AfCFTA to boast intra-Africa trade hitting 52% volume by 2022_ UN
The African Continental Free Trade Area (AfCFTA) Agreement will create “economies of scale with the larger market of over 1.3 billion people,” a senior United Nations official said Tuesday.
Antonio Pedro, Director of the United Nations Economic Commission for Africa Sub-regional Office for Central Africa, pointed out that “the advantage of having a free trade area in a balkanized continent like ours is the possibilities of creating economies of scale with a larger market of over 1.3 billion people, and a larger economy of 2.5 trillion U.S. dollars.”
“Since the first of January, we are now trading within the AfCFTA trade regime, which is something we should celebrate because this constitutes the largest free trade area agreement in the world, nominally speaking,” Pedro said.
The launch of trading under such a continental accord “will have a multiply effect, in that we would reduce our dependence on other markets,” hence “less-vulnerability to external shocks” like COVID-19, the director said.
Those multiply effects, he added, “would translate into a more sustainable growth and sustained growth, because there will be less-external shocks.”
The AfCFTA Agreement, which was launched in March 2018 in the Rwandan capital, Kigali took effect on Friday.

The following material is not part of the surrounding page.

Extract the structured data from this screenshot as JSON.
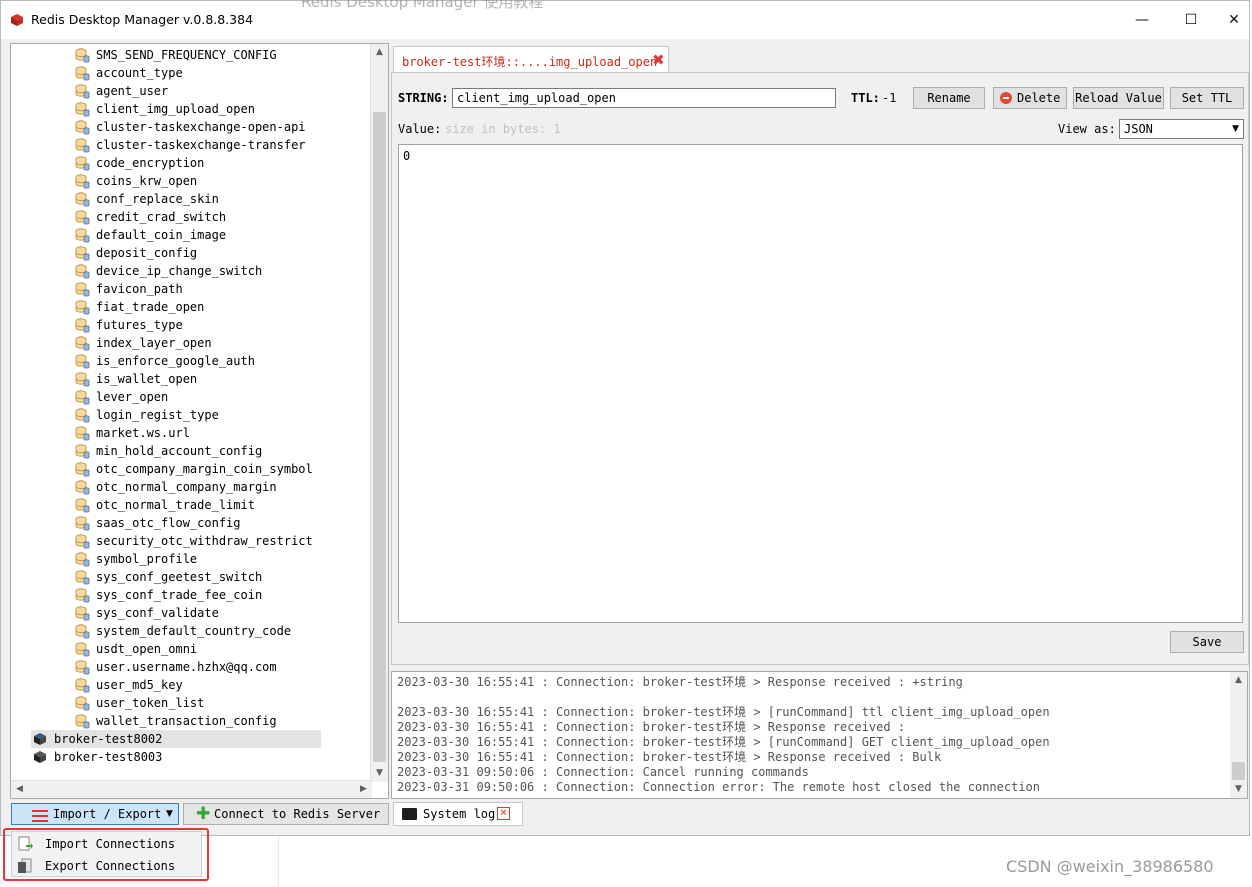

It has so far gathered 54 African Union member signatories.
The agreement, according to him, would also help improve the welfare of the African population and eventually bring about inclusive growth.
Pedro said AfCFTA is expected to enhance production capabilities, an urgency on the continent and precondition for the agreement’s further implementation. “We trade with one another, if we can’t produce.”
He as well called for efforts to fully unleash the potential of AfCFTA, including facilitating the movement of people and services, removing non-tariff barriers and improving physical integration.
The UN official stressed that Regional Economic Communities are “the building blocks of the establishment of the African economic communities,” in which the continental free trade accord facilitates regional economic integration within Africa.
According to him, the accord has the potential to boost intra-Africa trade by more than 52 percent by the year 2022.